Unlike the verifiable Zen influences found in arts and disciplines such as archery, the tea ceremony and ink-wash painting, the process of garden design is highly premeditated and deliberate. As Leonard Koren has stated in his book, Gardens of Gravel and Sand, "The gardens are not the result of mystical insights or spontaneous action.... It is unlikely that any ’flash of insight’ is involved, or that the gardens are meant to inspire such."
While taking stock of the obvious Zen elements that gardens have acquired in the course of time, Zen principals have been consciously applied to the gardens. There is very little historical commentary to support claims that the gardens were originally designed with Zen notions in mind. The expression "Zen garden," used epithetically, is one that writers have been happy to adopt. Interestingly, the Japanese themselves have now started to adopt the description in preference to the more exacting karesansui.
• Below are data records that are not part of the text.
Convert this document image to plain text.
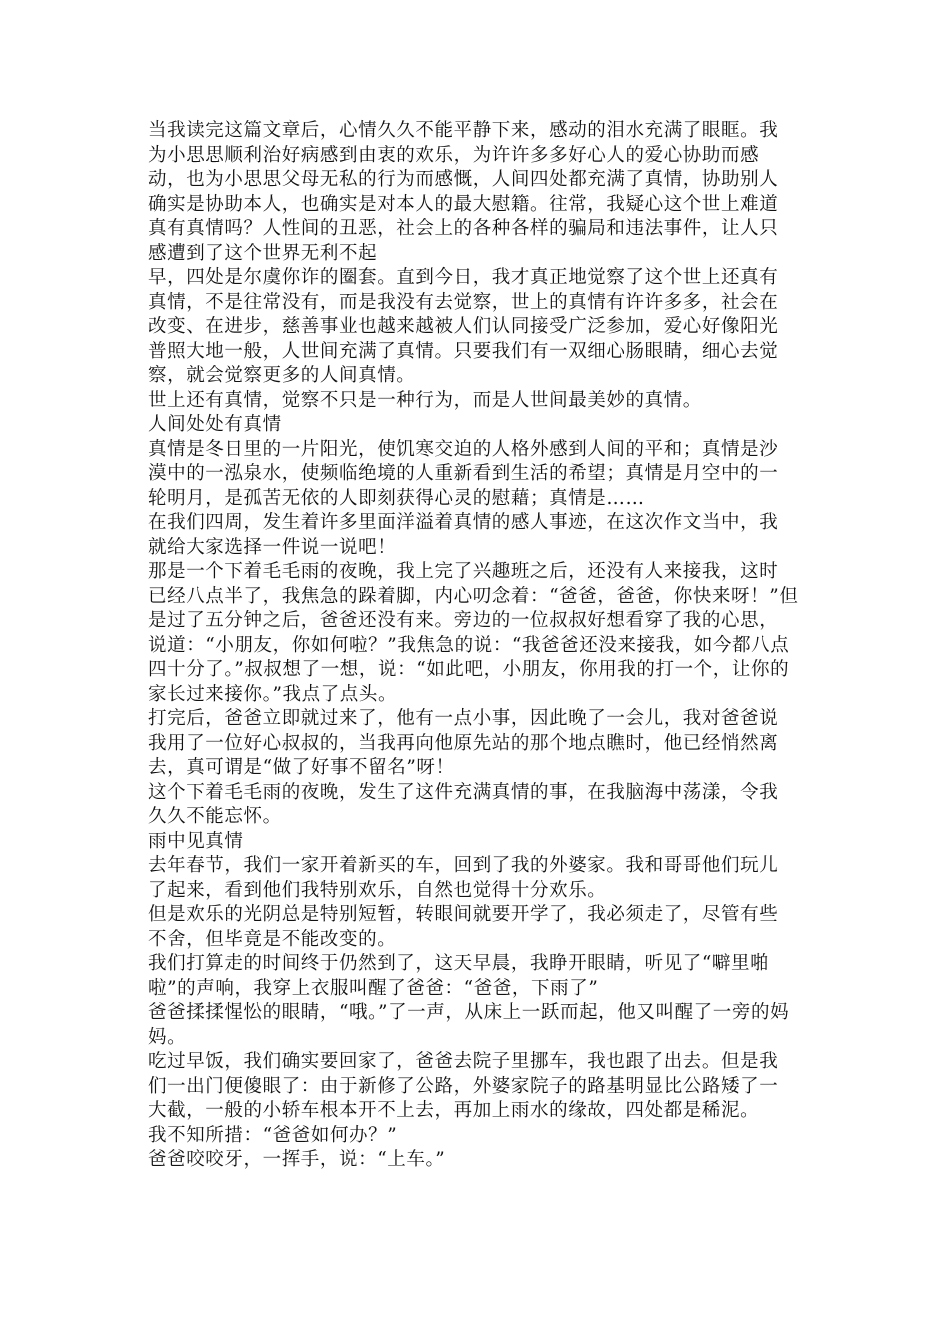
当我读完这篇文章后，心情久久不能平静下来，感动的泪水充满了眼眶。我
为小思思顺利治好病感到由衷的欢乐，为许许多多好心人的爱心协助而感
动，也为小思思父母无私的行为而感慨，人间四处都充满了真情，协助别人
确实是协助本人，也确实是对本人的最大慰籍。往常，我疑心这个世上难道
真有真情吗？人性间的丑恶，社会上的各种各样的骗局和违法事件，让人只
感遭到了这个世界无利不起
早，四处是尔虞你诈的圈套。直到今日，我才真正地觉察了这个世上还真有
真情，不是往常没有，而是我没有去觉察，世上的真情有许许多多，社会在
改变、在进步，慈善事业也越来越被人们认同接受广泛参加，爱心好像阳光
普照大地一般，人世间充满了真情。只要我们有一双细心肠眼睛，细心去觉
察，就会觉察更多的人间真情。
世上还有真情，觉察不只是一种行为，而是人世间最美妙的真情。
人间处处有真情
真情是冬日里的一片阳光，使饥寒交迫的人格外感到人间的平和；真情是沙
漠中的一泓泉水，使频临绝境的人重新看到生活的希望；真情是月空中的一
轮明月，是孤苦无依的人即刻获得心灵的慰藉；真情是……
在我们四周，发生着许多里面洋溢着真情的感人事迹，在这次作文当中，我
就给大家选择一件说一说吧！
那是一个下着毛毛雨的夜晚，我上完了兴趣班之后，还没有人来接我，这时
已经八点半了，我焦急的跺着脚，内心叨念着：“爸爸，爸爸，你快来呀！”但
是过了五分钟之后，爸爸还没有来。旁边的一位叔叔好想看穿了我的心思，
说道：“小朋友，你如何啦？”我焦急的说：“我爸爸还没来接我，如今都八点
四十分了。”叔叔想了一想，说：“如此吧，小朋友，你用我的打一个，让你的
家长过来接你。”我点了点头。
打完后，爸爸立即就过来了，他有一点小事，因此晚了一会儿，我对爸爸说
我用了一位好心叔叔的，当我再向他原先站的那个地点瞧时，他已经悄然离
去，真可谓是“做了好事不留名”呀！
这个下着毛毛雨的夜晚，发生了这件充满真情的事，在我脑海中荡漾，令我
久久不能忘怀。
雨中见真情
去年春节，我们一家开着新买的车，回到了我的外婆家。我和哥哥他们玩儿
了起来，看到他们我特别欢乐，自然也觉得十分欢乐。
但是欢乐的光阴总是特别短暂，转眼间就要开学了，我必须走了，尽管有些
不舍，但毕竟是不能改变的。
我们打算走的时间终于仍然到了，这天早晨，我睁开眼睛，听见了“噼里啪
啦”的声响，我穿上衣服叫醒了爸爸：“爸爸，下雨了”
爸爸揉揉惺忪的眼睛，“哦。”了一声，从床上一跃而起，他又叫醒了一旁的妈
妈。
吃过早饭，我们确实要回家了，爸爸去院子里挪车，我也跟了出去。但是我
们一出门便傻眼了：由于新修了公路，外婆家院子的路基明显比公路矮了一
大截，一般的小轿车根本开不上去，再加上雨水的缘故，四处都是稀泥。
我不知所措：“爸爸如何办？”
爸爸咬咬牙，一挥手，说：“上车。”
Although the link between the two things is now firmly entrenched in the mind, the effusive sobriquet "Zen garden" can be potentially misleading. The world-famous garden at Ryoan-ji provides a cautionary example. Here is a design that has somehow acquired almost talismanic properties. There are even those who believe that this trance-inducing installation is not simply a garden but an ancient instrument, a sorcerer’s lodestone, a navigational tool into the mystic.
The present site of Manshu-in, a temple tucked into the Higashiyama hills of northeast Kyoto, dates from 1656. The garden is delightful in autumn when trees blend with the hillside forest.
David A. Slawson, commentating in his Secret Teachings in the Art of Japanese Gardens on how and why Ryoan-ji has acquired so much respect in the West, suggests that it is because of "its presumed similarity to non-representational minimalist or abstract art," but that, in the context of the Japanese aesthetics that were responsible for the creation of the garden, "it would be more accurate to recognise its quality-oriented design as having been inspired by a direct encounter with the powerful forms and kinetic energies actually present in the natural environment."
The more humdrum or routine maintenance and upkeep of gardens and the transmission of garden practices is still the domain of monks. Zen thinking and gardens connect in the act of daily cleansing and maintenance. The beloved image of rows of Zen priests and acolytes sitting in the lotus position meditating before sand cones in a Zen garden may be a rare sight, but the daily chore of raking sand into aquatic patterns, a task assigned to promote self-discipline and humility, is a common one for those up early enough to see it. So too the rigors of monotonous food, unheated rooms, alms collecting, seated and walking meditation, and menial tasks like rubbish collecting, toilet cleaning and digging ditches, all seen as good opportunities for Zen practice.